Quando anche la tragedia può diventare un gioco
Siamo nel 1976 a Buenos Aires, Argentina, pochi giorni dopo il colpo di stato che portò ad un duro regime militare. Migliaia di cittadini vengono catturati, per poi diventare i tragicamente famosi "desaparecidos". In molti cercano di sfuggire a questa persecuzione, scappando nella campagne e vivendo nascosti, lontani da tutto e tutti. Il regista Marcelo Piñeyro ci racconta alcune settimane della vita di una di queste famiglie sul baratro della distruzione, ma lo fa in modo non convenzionale, confezionando un film emozionante e sincero.
Tutto il film è raccontato attraverso gli occhi di un bambino di dieci anni (lo straordinario esordiente Matías Del Pozo) di cui non sapremo mai il vero nome, come d'altronde per il resto dei componenti della famiglia: il padre avvocato, la madre scienziata e il fratello minore, affettuosamente chiamato "Il nano". Di questa famiglia che sarà l'assoluta protagonista della pellicola non sappiamo molto di più, conosciamo i nonni, un paio di compagni di scuola dei bambini, ma tutto il resto ci viene sapientemente tenuto nascosto, quasi fossimo anche noi il nemico. Ma d'altra parte Piñeyro non ci mostra nulla nemmeno del fronte opposto: vivendo la storia come fossimo anche noi dei bambini, siamo totalmente all'oscuro di quello che avviene al di fuori della casa in cui siamo rinchiusi, e - visto che anche l'uso del telefono ci è assolutamente proibito, anche solo per chiamare un caro amico di giochi - le uniche informazioni giungono ai nostri orecchi origliando di notte le conversazioni dei grandi e nulla più.
L'idea vincente di questo Kamchatka è proprio quella di non toccare mai l'aspetto politico (tra l'altro già al centro di moltissimi film passati) e di decontestualizzare la vicenda, rendendola così una storia universale. E cosa c'è di più universale del tema della famiglia? Che si voglia guardare da genitori o da figli, la storia del film è una storia che riguarda tutti e che grazie anche alla sincerità con cui viene raccontata (il filtro rappresentato dal bambino protagonista non è forse un modo per dare voce anche all'innocenza e alla purezza tipica di quell'età?) non può non commuovere, soprattutto nelle sue scene più toccanti, ovvero quelle in cui tutta la famiglia si trova raccolta insieme (per l'ultima volta? Questa la domanda che lo spettatore è costretto a porsi per tutta la durata del film).

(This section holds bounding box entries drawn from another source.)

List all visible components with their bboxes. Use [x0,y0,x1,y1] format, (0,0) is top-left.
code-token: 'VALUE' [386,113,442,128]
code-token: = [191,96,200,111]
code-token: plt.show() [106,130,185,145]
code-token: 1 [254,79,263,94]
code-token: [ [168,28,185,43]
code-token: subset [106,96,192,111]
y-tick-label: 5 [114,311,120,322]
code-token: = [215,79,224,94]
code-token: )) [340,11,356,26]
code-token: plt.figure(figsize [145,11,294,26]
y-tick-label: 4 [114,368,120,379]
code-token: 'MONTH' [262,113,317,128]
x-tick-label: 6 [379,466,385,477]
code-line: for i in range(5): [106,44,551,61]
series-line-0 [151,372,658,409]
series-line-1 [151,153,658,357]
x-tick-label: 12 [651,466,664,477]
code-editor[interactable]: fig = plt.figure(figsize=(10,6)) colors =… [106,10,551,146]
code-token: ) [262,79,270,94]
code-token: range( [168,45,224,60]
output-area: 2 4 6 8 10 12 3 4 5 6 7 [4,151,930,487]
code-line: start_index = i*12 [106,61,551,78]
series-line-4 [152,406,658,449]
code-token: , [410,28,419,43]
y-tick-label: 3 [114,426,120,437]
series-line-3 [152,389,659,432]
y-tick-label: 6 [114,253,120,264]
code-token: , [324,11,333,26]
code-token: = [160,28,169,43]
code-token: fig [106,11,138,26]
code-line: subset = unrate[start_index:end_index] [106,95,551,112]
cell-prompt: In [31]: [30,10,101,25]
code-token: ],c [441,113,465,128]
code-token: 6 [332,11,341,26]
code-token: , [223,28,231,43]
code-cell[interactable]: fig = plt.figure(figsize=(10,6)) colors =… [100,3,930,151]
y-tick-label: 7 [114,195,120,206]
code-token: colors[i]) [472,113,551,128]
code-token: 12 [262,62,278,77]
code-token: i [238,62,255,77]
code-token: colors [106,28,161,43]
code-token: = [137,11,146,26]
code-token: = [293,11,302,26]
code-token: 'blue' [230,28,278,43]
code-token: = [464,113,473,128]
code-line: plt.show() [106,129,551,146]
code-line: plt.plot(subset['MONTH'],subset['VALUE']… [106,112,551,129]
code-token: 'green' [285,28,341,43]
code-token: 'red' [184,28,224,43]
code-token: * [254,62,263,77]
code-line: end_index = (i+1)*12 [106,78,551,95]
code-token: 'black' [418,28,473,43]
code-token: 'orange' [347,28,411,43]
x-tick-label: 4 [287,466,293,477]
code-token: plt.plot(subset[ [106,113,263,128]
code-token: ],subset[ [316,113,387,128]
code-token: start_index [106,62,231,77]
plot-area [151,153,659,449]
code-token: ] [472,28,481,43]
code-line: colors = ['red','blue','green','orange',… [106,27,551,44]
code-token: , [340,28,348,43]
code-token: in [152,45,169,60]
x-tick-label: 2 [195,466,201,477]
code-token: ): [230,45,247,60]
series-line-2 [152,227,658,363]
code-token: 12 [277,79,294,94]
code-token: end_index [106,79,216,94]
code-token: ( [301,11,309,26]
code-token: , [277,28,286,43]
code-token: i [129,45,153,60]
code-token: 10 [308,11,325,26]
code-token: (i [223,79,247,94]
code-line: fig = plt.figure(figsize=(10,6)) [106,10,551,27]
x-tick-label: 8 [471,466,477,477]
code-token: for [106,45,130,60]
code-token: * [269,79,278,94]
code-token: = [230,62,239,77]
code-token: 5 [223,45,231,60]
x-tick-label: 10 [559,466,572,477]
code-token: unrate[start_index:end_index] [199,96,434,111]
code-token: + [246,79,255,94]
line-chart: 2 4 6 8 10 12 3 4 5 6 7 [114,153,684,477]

Altro aspetto interessante del film è quello più giocoso che contrasta, e per questo fa risaltare ancor di più, la drammaticità degli eventi: seguendo per gran parte della durata della pellicola le giornate, spesso vuote e ripetitive, dei due figli, il regista non può che trasmetterci anche i loro giochi ed è così che seguiamo i tentativi di "Harry" nell'emulare le gesta dell'illusionista Houdini o le sue interminabili partite al gioco da tavola T.E.G. (una sorta di Risiko) con il padre. Piñeyro trasforma questi giochi in rappresentazioni simboliche della vita di questa famiglia ("Harry", nel tentativo di emulare Houdini, cerca di liberarsi dalle corde in cui si è fatto imprigionare e allo stesso modo i suoi genitori cercano di risolvere questa situazione di autosegregazione di cui loro sono allo stesso tempo le vittime ma anche la causa), arrivando in maniera molto diretta ad attribuire al titolo del film un elemento del gioco di cui parlavamo prima: chi avrà giocato a Risiko almeno una volta non farà fatica a ricordare la divisione del planisfero in decine di territori e nel Kamchatka un territorio dal nome quasi impronunciabile, ma sorto a simbolo dell'intero gioco a causa della sua leggendaria, e ovviamente aleatoria, capacità di resistere ad ogni attacco nemico. I genitori di "Harry" - interpretati con grande abilità e profondità da quelli che sono probabilmente i due attori argentini attualmente più quotati, ovvero Ricardo Darín e Cecilia Roth - sperano che i loro due figli possano anch'essi trovare la forza di resistere ed andare avanti. Da soli, come era inevitabile che fosse fin dall'inizio.